DepoMed, Inc., a development stage company, is engaged in the development of new and proprietary oral drug delivery technologies. The Company has developed two types of oral drug delivery systems, including the Gastric Retention System (the "GR System") and the Reduced Irritation System (The "RI System"). The GR System is designed to be retained in the stomach for an extended period of time while it delivers the incorporated drug or drugs. The RI System is designed to reduce gastrointestinal irritation, a side effect of many orally administered drugs. In addition to these features, both DepoMed systems are designed to provide continuous, controlled delivery of an incorporated drug.

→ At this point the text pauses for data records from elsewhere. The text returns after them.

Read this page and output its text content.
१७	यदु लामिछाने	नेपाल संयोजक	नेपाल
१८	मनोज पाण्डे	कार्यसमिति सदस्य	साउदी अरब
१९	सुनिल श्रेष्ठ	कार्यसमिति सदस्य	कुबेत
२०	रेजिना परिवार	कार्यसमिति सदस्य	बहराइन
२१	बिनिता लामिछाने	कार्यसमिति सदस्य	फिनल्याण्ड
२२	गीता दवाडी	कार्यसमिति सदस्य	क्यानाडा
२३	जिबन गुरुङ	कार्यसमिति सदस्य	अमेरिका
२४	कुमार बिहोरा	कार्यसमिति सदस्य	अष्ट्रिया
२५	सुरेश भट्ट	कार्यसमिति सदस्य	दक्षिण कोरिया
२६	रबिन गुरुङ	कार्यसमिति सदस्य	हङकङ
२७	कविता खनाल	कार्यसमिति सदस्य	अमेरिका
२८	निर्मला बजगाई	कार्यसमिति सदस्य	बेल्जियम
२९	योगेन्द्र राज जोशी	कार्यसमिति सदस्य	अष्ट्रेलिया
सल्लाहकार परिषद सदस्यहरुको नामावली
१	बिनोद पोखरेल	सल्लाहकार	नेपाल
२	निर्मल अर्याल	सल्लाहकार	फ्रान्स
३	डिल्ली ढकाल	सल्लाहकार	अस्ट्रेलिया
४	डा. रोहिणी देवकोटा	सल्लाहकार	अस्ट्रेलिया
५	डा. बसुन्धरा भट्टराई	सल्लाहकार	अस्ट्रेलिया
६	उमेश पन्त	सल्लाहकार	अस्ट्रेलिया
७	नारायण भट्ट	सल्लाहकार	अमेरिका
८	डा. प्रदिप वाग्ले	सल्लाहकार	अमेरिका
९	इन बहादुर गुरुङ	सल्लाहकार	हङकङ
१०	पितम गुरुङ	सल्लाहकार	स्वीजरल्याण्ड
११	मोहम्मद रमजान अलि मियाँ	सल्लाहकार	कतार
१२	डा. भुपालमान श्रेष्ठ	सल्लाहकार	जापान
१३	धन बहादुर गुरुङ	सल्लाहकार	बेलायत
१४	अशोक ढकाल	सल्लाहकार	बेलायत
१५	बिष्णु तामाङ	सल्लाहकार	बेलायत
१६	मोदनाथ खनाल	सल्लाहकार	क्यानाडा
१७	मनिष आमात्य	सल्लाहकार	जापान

The statements in this press release that are not historical facts are forward-looking statements that involve risk and uncertainties, including risks associated with the development of products and technological changes and other risks identified in the Company's registration statement on Form SB-2 (File No. 333-25445) and quarterly report on Form 10-Q, filed with the Securities and Exchange Commission. Actual results, events, and performance may differ materially. Readers are cautioned not to place undue relevance on these forward-looking statements, which speak only as of the date hereof. The Company undertakes no obligation to release publicly the result of any revisions to these forward-looking statements that may be made to reflect events or circumstances after the date hereof or to reflect the occurrence of anticipated events.